看着眼前的吱叫着的雪迷猴,古木老神醫終於相信了眼前看見的真的是貨真價實的雪迷猴,忍不住的高興的在原地蹦起來,卻又不敢身手過來抱抱這小東西。
畢竟,這小傢伙的爪子有毒不食說假的,雖然那毒不是什麼危險的毒,但那也是無解的啊,他可不想睡到不知道什麼時候才能醒過來。
“丫頭,你是怎麼抓到這小東西的?”
古木老神醫看看桑默,又看看她手裡的雪迷猴,小心的避着小東西問着桑默。
“就摘回蘭花的時候遇上的,然後就誓死的將牠逮着了。”
桑默很簡單的將遇上雪迷猴的事情說了一下,最後,還不忘幽默一下。
“這可是很稀有的東西啊,儘管要抓牠不難,但是也得要有的抓啊。丫頭,你臉上的傷和手上的傷,都是這小傢伙的爪子抓的吧。”
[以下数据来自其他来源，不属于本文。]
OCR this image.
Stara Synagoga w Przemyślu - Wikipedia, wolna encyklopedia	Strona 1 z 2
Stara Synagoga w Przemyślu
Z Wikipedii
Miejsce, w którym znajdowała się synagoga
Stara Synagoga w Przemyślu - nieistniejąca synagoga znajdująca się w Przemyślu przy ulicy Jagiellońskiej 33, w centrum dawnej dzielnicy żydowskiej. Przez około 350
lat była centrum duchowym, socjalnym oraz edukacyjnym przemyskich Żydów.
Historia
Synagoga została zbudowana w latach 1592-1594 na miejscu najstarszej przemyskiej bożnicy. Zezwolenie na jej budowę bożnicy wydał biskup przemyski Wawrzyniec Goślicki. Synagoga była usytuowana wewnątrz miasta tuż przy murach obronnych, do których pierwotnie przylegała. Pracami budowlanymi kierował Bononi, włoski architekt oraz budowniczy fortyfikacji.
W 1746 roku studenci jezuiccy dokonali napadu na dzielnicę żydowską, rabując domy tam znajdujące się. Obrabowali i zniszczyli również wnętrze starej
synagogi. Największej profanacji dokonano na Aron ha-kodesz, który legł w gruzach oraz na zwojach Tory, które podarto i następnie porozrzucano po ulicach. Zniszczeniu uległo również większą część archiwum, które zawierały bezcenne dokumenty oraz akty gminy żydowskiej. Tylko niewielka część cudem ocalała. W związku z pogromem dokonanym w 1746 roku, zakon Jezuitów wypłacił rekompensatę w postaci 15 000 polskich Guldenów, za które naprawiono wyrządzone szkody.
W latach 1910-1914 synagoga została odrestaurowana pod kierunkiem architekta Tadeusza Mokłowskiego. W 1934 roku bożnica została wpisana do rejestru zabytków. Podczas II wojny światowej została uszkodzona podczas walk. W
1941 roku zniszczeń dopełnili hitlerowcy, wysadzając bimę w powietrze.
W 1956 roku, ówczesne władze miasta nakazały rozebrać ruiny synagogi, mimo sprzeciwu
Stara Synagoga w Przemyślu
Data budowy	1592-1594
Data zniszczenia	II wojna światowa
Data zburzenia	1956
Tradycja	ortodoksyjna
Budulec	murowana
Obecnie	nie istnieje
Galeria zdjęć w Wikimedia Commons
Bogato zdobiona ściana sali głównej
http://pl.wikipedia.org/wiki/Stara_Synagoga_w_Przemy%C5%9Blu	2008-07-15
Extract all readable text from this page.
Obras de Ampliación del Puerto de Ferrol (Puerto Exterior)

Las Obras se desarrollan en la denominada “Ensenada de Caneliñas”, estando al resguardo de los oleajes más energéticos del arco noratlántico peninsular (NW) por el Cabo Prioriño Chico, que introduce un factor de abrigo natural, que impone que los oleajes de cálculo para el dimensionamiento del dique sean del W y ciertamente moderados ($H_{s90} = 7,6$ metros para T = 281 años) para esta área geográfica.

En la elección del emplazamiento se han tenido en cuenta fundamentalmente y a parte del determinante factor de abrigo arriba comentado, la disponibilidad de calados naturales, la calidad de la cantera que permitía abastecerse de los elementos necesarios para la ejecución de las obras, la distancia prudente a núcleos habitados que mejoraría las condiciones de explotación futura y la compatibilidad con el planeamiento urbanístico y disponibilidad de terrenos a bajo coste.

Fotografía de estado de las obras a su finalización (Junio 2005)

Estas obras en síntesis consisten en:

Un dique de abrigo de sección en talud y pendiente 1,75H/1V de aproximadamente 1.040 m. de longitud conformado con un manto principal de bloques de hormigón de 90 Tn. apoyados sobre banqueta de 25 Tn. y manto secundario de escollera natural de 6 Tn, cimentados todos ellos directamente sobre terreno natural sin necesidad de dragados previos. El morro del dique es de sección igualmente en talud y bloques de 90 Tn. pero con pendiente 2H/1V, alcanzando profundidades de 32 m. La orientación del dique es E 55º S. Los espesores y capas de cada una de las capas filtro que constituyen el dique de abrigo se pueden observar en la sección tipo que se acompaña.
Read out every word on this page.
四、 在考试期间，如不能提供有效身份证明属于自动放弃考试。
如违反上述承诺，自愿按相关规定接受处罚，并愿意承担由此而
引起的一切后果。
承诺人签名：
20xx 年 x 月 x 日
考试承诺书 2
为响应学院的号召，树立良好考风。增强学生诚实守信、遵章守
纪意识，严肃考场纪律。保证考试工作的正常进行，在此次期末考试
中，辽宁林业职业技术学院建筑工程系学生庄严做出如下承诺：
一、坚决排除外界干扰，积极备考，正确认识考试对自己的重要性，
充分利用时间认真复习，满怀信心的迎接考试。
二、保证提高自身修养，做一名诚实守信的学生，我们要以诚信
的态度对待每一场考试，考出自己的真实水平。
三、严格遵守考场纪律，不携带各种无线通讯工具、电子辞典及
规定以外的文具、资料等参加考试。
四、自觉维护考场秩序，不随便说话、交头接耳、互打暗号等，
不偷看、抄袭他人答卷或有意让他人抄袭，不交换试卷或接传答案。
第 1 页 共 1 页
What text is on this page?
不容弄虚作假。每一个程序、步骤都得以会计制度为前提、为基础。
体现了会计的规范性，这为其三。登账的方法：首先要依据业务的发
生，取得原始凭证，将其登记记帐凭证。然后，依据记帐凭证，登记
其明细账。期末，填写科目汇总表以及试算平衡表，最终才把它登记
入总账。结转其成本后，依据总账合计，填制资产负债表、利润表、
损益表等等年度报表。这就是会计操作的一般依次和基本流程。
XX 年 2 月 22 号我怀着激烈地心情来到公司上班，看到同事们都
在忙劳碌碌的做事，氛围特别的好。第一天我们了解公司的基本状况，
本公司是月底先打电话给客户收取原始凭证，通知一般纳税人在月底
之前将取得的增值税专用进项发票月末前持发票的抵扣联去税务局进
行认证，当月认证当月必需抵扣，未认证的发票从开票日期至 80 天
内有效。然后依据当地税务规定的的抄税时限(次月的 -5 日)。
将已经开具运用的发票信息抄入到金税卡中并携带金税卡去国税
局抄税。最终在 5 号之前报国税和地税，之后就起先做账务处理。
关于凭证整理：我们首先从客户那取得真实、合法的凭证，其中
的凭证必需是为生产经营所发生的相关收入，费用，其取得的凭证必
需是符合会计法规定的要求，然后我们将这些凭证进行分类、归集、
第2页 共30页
古木老神醫眼帶了解的點了點頭,自認爲的表示明白。難怪丫頭會這麼就纔回來,一定是被雪迷猴的爪子傷了,昏迷了些時日吧。
“是啊,被牠抓的好慘的,都毀容了我。”
桑默一聽老神醫這話,再加上他那臉上的表情,就知道他一定是猜錯了,所以,硬是故意的裝出一副很在意的的樣子,爲博得老神醫的同情。
其實吧,桑默根本就一點都不在乎臉上的那點傷,雖說身體髮膚受之父母,理應該在乎,但是,也不過是一點小傷而已,容貌從來都不曾讓她過分注意過,她在乎的只有自己的生命。如果沒有生命了,要容貌還有什麼用?
“不用擔心,丫頭,我這裡有的是肌露丸,只要吃兩顆就保你臉上宛若新肌,沒有任何的疤痕印記。”
古木老神醫見桑默一臉的傷心樣子,立馬給出保證。好歹自己也是神醫,這麼一點小疤痕都搞不定,他顏面何存啊。
“呵呵,那就說定了哦,我的臉可就全靠老神醫的神藥了。好了,草藥我已經採回來了,老神醫還是先去調製解藥吧,閒聊的話,咱們等事情解決了後在聊個痛快。”
桑默將託抱舉起的雪迷猴收回懷抱裡,抱牢不讓小傢伙跳出去,隨後便催促着老神醫趕緊去調製解藥,不然,不知道老神醫還要聊下去多久呢。
“好好好,知道丫頭在乎那朋友,老頭我這就去藥室調製解藥,你就放心吧,馬上就好,你朋友也就會醒來了。”
古木老神醫也沒在閒聊下去,也知道她擔心朋友,所以,說完便轉身拿着揹簍向後院的方向走去了。
“唉,我回來了,珩。”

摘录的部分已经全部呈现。